If you need to create or update the secret manually in an agent namespace:

kubectl create secret generic keycloak-admin-secret -n <agent-namespace> \
  --from-literal=KEYCLOAK_ADMIN_USERNAME=admin \
  --from-literal=KEYCLOAK_ADMIN_PASSWORD=admin \
  --dry-run=client -o yaml | kubectl apply -f -

Verifying

kubectl get secret keycloak-admin-secret -n team1

Security note: For production deployments, use a dedicated Keycloak service account with limited permissions instead of the admin account. See the Identity Guide for details.

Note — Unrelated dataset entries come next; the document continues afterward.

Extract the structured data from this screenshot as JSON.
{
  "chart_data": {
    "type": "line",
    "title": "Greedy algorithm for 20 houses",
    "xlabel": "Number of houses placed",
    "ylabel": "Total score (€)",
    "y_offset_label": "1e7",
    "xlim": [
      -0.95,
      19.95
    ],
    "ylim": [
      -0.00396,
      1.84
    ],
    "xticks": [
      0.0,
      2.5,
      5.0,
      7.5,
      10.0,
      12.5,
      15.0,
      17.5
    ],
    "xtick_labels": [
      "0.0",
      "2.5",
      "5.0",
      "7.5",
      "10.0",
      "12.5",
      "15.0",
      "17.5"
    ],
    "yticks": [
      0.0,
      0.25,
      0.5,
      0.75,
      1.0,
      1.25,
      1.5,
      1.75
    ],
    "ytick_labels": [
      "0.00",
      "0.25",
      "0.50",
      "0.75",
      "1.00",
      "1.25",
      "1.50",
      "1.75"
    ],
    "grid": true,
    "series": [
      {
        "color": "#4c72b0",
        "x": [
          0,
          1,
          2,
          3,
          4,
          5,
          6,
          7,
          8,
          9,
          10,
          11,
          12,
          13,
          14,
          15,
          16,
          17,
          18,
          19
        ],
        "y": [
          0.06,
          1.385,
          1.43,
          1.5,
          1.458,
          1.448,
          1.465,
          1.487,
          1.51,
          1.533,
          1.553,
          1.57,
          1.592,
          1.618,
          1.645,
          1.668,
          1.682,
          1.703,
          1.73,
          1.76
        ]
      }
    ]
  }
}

Verifying the Installation

Identity Services

# SPIRE OIDC (Kind)
curl http://spire-oidc.localtest.me:8080/keys
curl http://spire.localtest.me:8080/.well-known/openid-configuration

# Tornjak API
curl http://spire-tornjak-api.localtest.me:8080/
# Expected: "Welcome to the Tornjak Backend!"

# Tornjak UI
open http://spire-tornjak-ui.localtest.me:8080/

Keycloak (Kind)

open http://keycloak.localtest.me:8080/
# Login: see .github/scripts/local-setup/show-services.sh output for credentials

UI Functionality

From the UI you can:

  • Import and deploy A2A agents from any framework
  • Deploy MCP tools directly from source
  • Test agents interactively
  • Monitor traces and network traffic

Troubleshooting

SPIRE Daemonset Issues

If daemonsets show Current=0 or Ready=0:

kubectl describe daemonsets -n zero-trust-workload-identity-manager spire-agent
kubectl describe daemonsets -n zero-trust-workload-identity-manager spire-spiffe-csi-driver

If you see SCC (Security Context Constraint) errors:

oc adm policy add-scc-to-user privileged -z spire-agent -n zero-trust-workload-identity-manager
kubectl rollout restart daemonsets -n zero-trust-workload-identity-manager spire-agent

oc adm policy add-scc-to-user privileged -z spire-spiffe-csi-driver -n zero-trust-workload-identity-manager
kubectl rollout restart daemonsets -n zero-trust-workload-identity-manager spire-spiffe-csi-driver

OpenShift Upgrade (4.18 → 4.19)

Red Hat OpenShift Container Platform (AWS)
# Update channel
oc patch clusterversion version --type merge -p '{"spec":{"channel":"fast-4.19"}}'

# Acknowledge changes
oc -n openshift-config patch cm admin-acks --patch '{"data":{"ack-4.18-kube-1.32-api-removals-in-4.19":"true"}}' --type=merge
oc -n openshift-config patch cm admin-acks --patch '{"data":{"ack-4.18-boot-image-opt-out-in-4.19":"true"}}' --type=merge

# Upgrade
oc adm upgrade --to-latest=true --allow-not-recommended=true

# Monitor
oc get clusterversion

For more troubleshooting tips, see Troubleshooting Guide.